Effectué le mois dernier auprès de 50 chefs d’entreprise opérant dans les services financiers aussi bien que les autres secteurs réels de l’économie, ce sondage fait voir qu’une majorité des participants, soit 58%, prévoit un taux d’inflation de moins de 4,5% d’ici juin 2015 alors qu’un nombre aussi important (40%) pense que l’inflation varierait entre 4,5% et 6,5%. D’ici août 2015, ils sont 50% à anticiper un taux inférieur à 4,5%. Ceux qui estiment que le taux pourrait varier entre 4,5% et 6,5% représentent 48% des sondés.

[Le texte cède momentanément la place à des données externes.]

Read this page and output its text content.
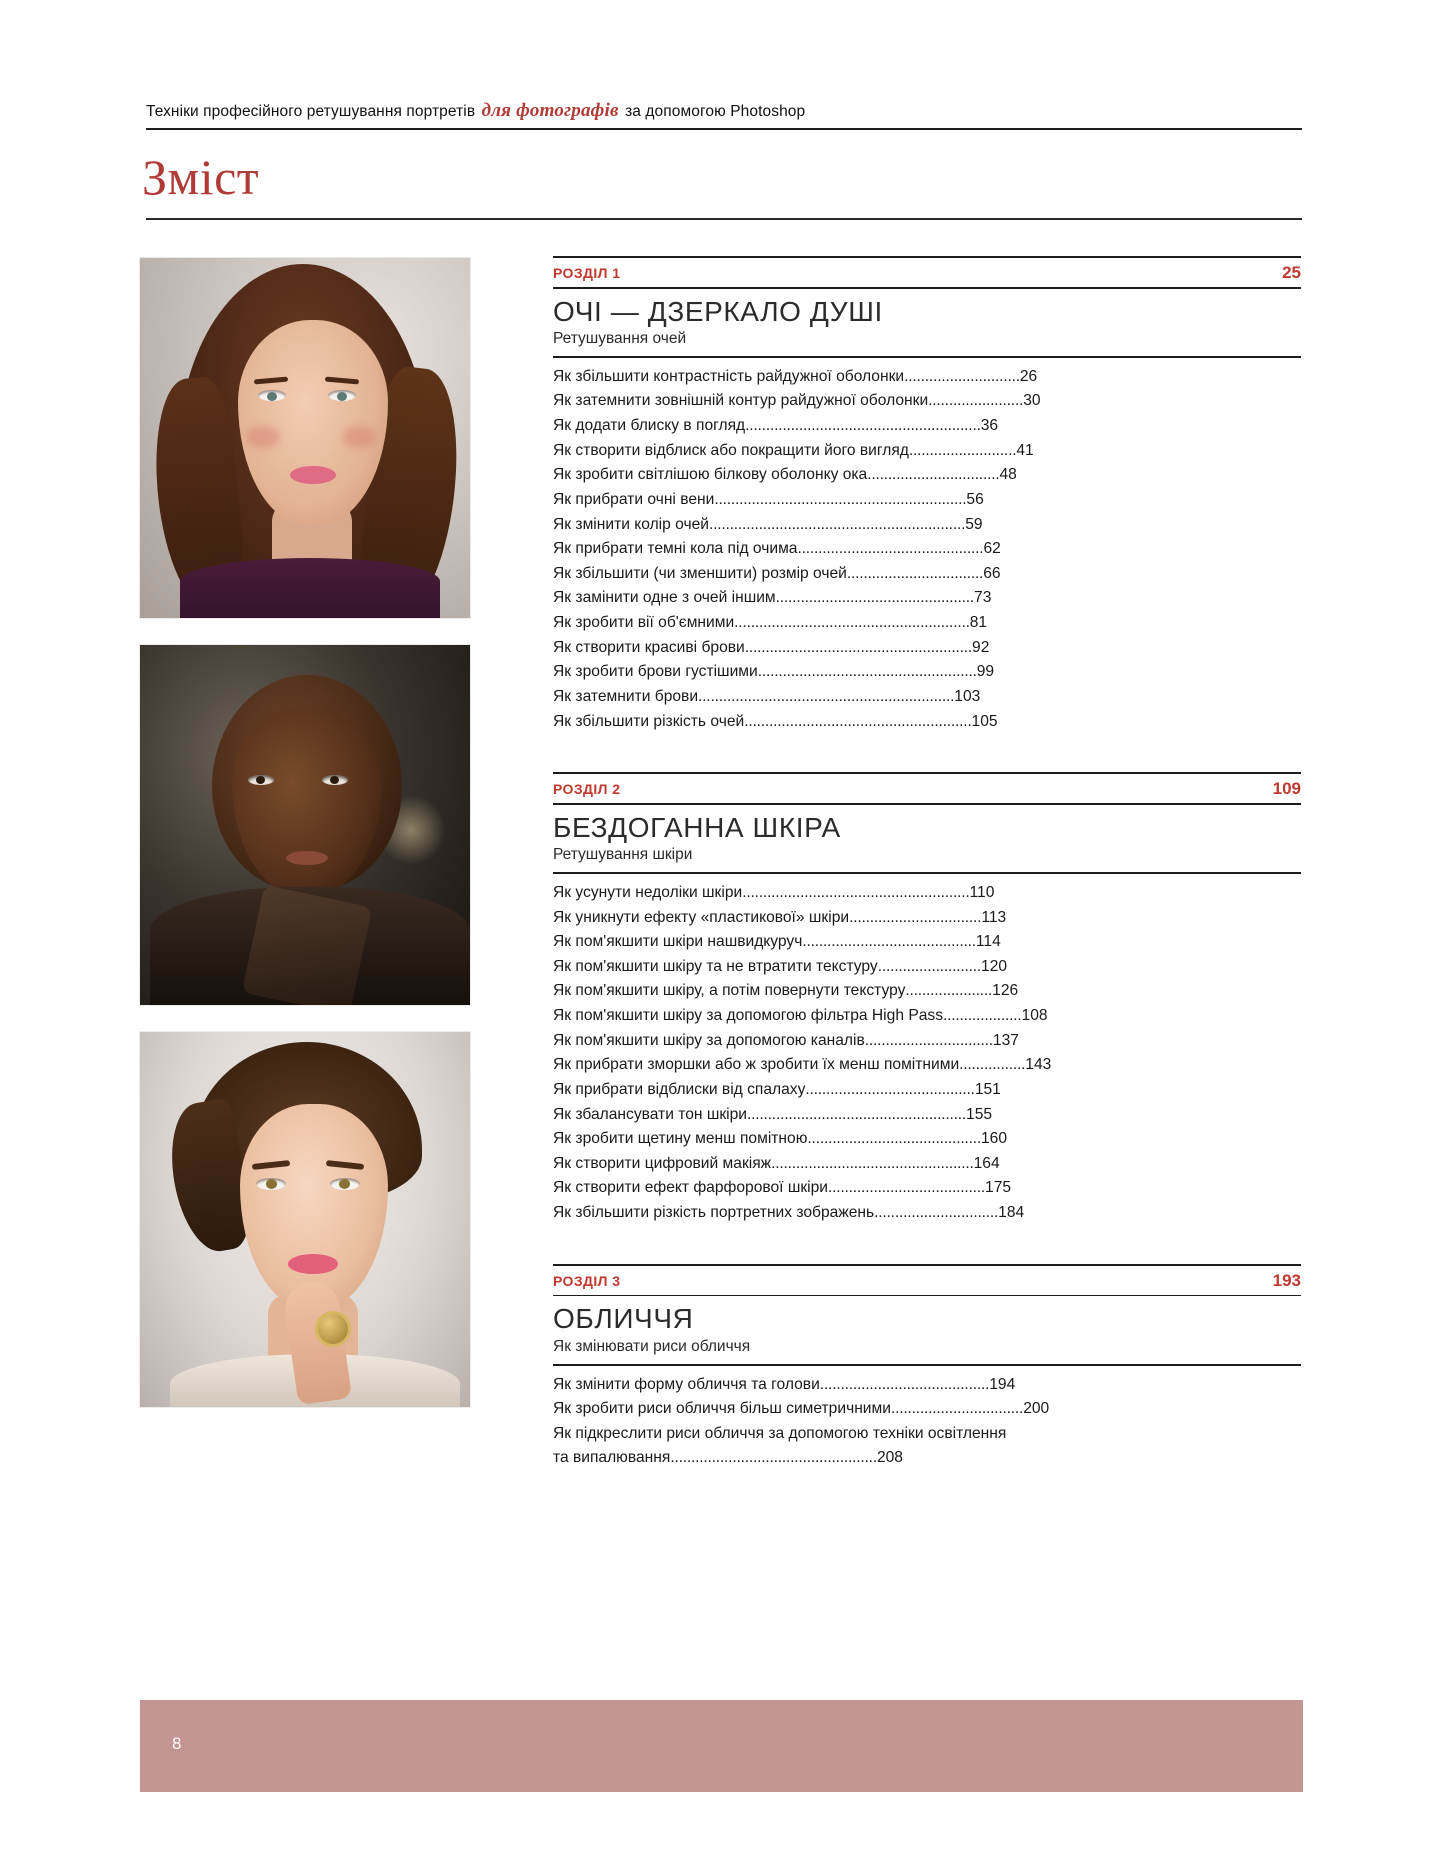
Техніки професійного ретушування портретів для фотографів за допомогою Photoshop
Зміст
РОЗДІЛ 1	25
ОЧІ — ДЗЕРКАЛО ДУШІ
Ретушування очей
Як збільшити контрастність райдужної оболонки............................26
Як затемнити зовнішній контур райдужної оболонки.......................30
Як додати блиску в погляд.........................................................36
Як створити відблиск або покращити його вигляд..........................41
Як зробити світлішою білкову оболонку ока................................48
Як прибрати очні вени.............................................................56
Як змінити колір очей..............................................................59
Як прибрати темні кола під очима.............................................62
Як збільшити (чи зменшити) розмір очей.................................66
Як замінити одне з очей іншим................................................73
Як зробити вії об'ємними.........................................................81
Як створити красиві брови.......................................................92
Як зробити брови густішими.....................................................99
Як затемнити брови..............................................................103
Як збільшити різкість очей.......................................................105
РОЗДІЛ 2	109
БЕЗДОГАННА ШКІРА
Ретушування шкіри
Як усунути недоліки шкіри.......................................................110
Як уникнути ефекту «пластикової» шкіри................................113
Як пом'якшити шкіри нашвидкуруч..........................................114
Як пом'якшити шкіру та не втратити текстуру.........................120
Як пом'якшити шкіру, а потім повернути текстуру.....................126
Як пом'якшити шкіру за допомогою фільтра High Pass...................108
Як пом'якшити шкіру за допомогою каналів...............................137
Як прибрати зморшки або ж зробити їх менш помітними................143
Як прибрати відблиски від спалаху.........................................151
Як збалансувати тон шкіри.....................................................155
Як зробити щетину менш помітною..........................................160
Як створити цифровий макіяж.................................................164
Як створити ефект фарфорової шкіри......................................175
Як збільшити різкість портретних зображень..............................184
РОЗДІЛ 3	193
ОБЛИЧЧЯ
Як змінювати риси обличчя
Як змінити форму обличчя та голови.........................................194
Як зробити риси обличчя більш симетричними................................200
Як підкреслити риси обличчя за допомогою техніки освітлення
та випалювання..................................................208
8
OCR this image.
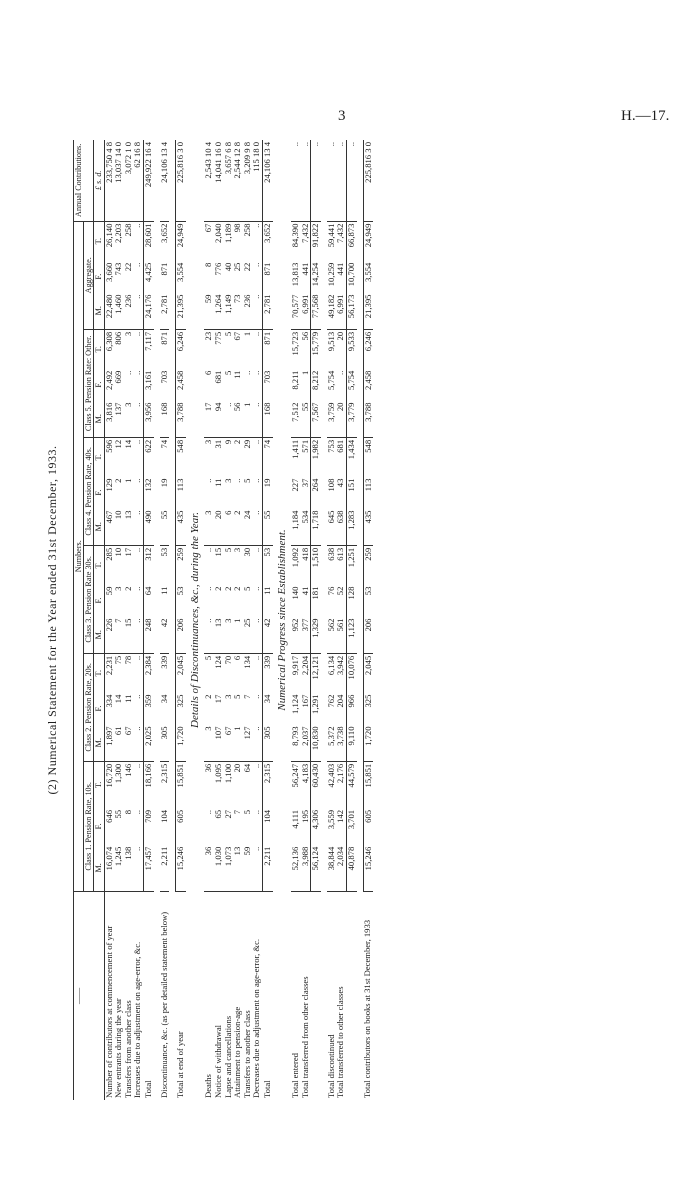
3	H.—17.
(2) Numerical Statement for the Year ended 31st December, 1933.
——	Numbers.																		Annual Contributions.
	Class 1. Pension Rate, 10s.			Class 2. Pension Rate, 20s.			Class 3. Pension Rate 30s.			Class 4. Pension Rate, 40s.			Class 5. Pension Rate: Other.			Aggregate.			
	M.	F.	T.	M.	F.	T.	M.	F.	T.	M.	F.	T.	M.	F.	T.	M.	F.	T.	£ s. d.

Number of contributors at commencement of year	16,074	646	16,720	1,897	334	2,231	226	59	285	467	129	596	3,816	2,492	6,308	22,480	3,660	26,140	233,750 4 8

New entrants during the year	1,245	55	1,300	61	14	75	7	3	10	10	2	12	137	669	806	1,460	743	2,203	13,037 14 0

Transfers from another class	138	8	146	67	11	78	15	2	17	13	1	14	3	..	3	236	22	258	3,072 1 0

Increases due to adjustment on age-error, &c.	..	..	..	..	..	..	..	..	..	..	..	..	..	..	..	..	..	..	62 16 8

Total	17,457	709	18,166	2,025	359	2,384	248	64	312	490	132	622	3,956	3,161	7,117	24,176	4,425	28,601	249,922 16 4

Discontinuance, &c. (as per detailed statement below)	2,211	104	2,315	305	34	339	42	11	53	55	19	74	168	703	871	2,781	871	3,652	24,106 13 4

Total at end of year	15,246	605	15,851	1,720	325	2,045	206	53	259	435	113	548	3,788	2,458	6,246	21,395	3,554	24,949	225,816 3 0
Details of Discontinuances, &c., during the Year.																			

Deaths	36	..	36	3	2	5	..	..	..	3	..	3	17	6	23	59	8	67	2,543 10 4

Notice of withdrawal	1,030	65	1,095	107	17	124	13	2	15	20	11	31	94	681	775	1,264	776	2,040	14,041 16 0

Lapse and cancellations	1,073	27	1,100	67	3	70	3	2	5	6	3	9	..	5	5	1,149	40	1,189	3,657 6 8

Attainment to pension-age	13	7	20	1	5	6	1	2	3	2	..	2	56	11	67	73	25	98	2,544 12 8

Transfers to another class	59	5	64	127	7	134	25	5	30	24	5	29	1	..	1	236	22	258	3,209 9 8

Decreases due to adjustment on age-error, &c.	..	..	..	..	..	..	..	..	..	..	..	..	..	..	..	..	..	..	115 18 0

Total	2,211	104	2,315	305	34	339	42	11	53	55	19	74	168	703	871	2,781	871	3,652	24,106 13 4
Numerical Progress since Establishment.																			

Total entered	52,136	4,111	56,247	8,793	1,124	9,917	952	140	1,092	1,184	227	1,411	7,512	8,211	15,723	70,577	13,813	84,390	..

Total transferred from other classes	3,988	195	4,183	2,037	167	2,204	377	41	418	534	37	571	55	1	56	6,991	441	7,432	..

	56,124	4,306	60,430	10,830	1,291	12,121	1,329	181	1,510	1,718	264	1,982	7,567	8,212	15,779	77,568	14,254	91,822	..

Total discontinued	38,844	3,559	42,403	5,372	762	6,134	562	76	638	645	108	753	3,759	5,754	9,513	49,182	10,259	59,441	..

Total transferred to other classes	2,034	142	2,176	3,738	204	3,942	561	52	613	638	43	681	20	..	20	6,991	441	7,432	..

	40,878	3,701	44,579	9,110	966	10,076	1,123	128	1,251	1,283	151	1,434	3,779	5,754	9,533	56,173	10,700	66,873	..

Total contributors on books at 31st December, 1933	15,246	605	15,851	1,720	325	2,045	206	53	259	435	113	548	3,788	2,458	6,246	21,395	3,554	24,949	225,816 3 0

La BoM note que, pour un grand nombre de sondés (72%), le taux de la “headline inflation” (moyenne de l’indice des prix à la consommation sur 12 mois comparée à celle des 12 mois précédents) à fin juillet 2014, soit 3,9%, était considéré comme étant approprié. Les opinions des autres sondés étaient divergentes : 14% trouvaient que le taux était bas, 12% le qualifiaient de haut alors que 2% estimaient qu’il était trop élevé.
Quatre personnes sondées sur cinq étaient d’avis que les prix des biens et services avaient grimpé au cours de la période août 2013-août 2014. Seulement 4% des sondés ont indiqué que les prix avaient baissé pendant cette période, le reste estimant que les prix étaient restés inchangés. Pour la majorité des opérateurs économiques (76%), les facteurs exogènes étaient la principale source d’inflation à Maurice. Les deux autres facteurs importants étaient l’évolution du taux de change et le changement dans la demande.
Pour les 12 prochains mois, soit d’ici août 2015, 82% des participants pensent que les prix prendront l’ascenseur. Selon la BoM, ils sont 6% à prévoir une baisse des prix et 12% à anticiper le statu quo.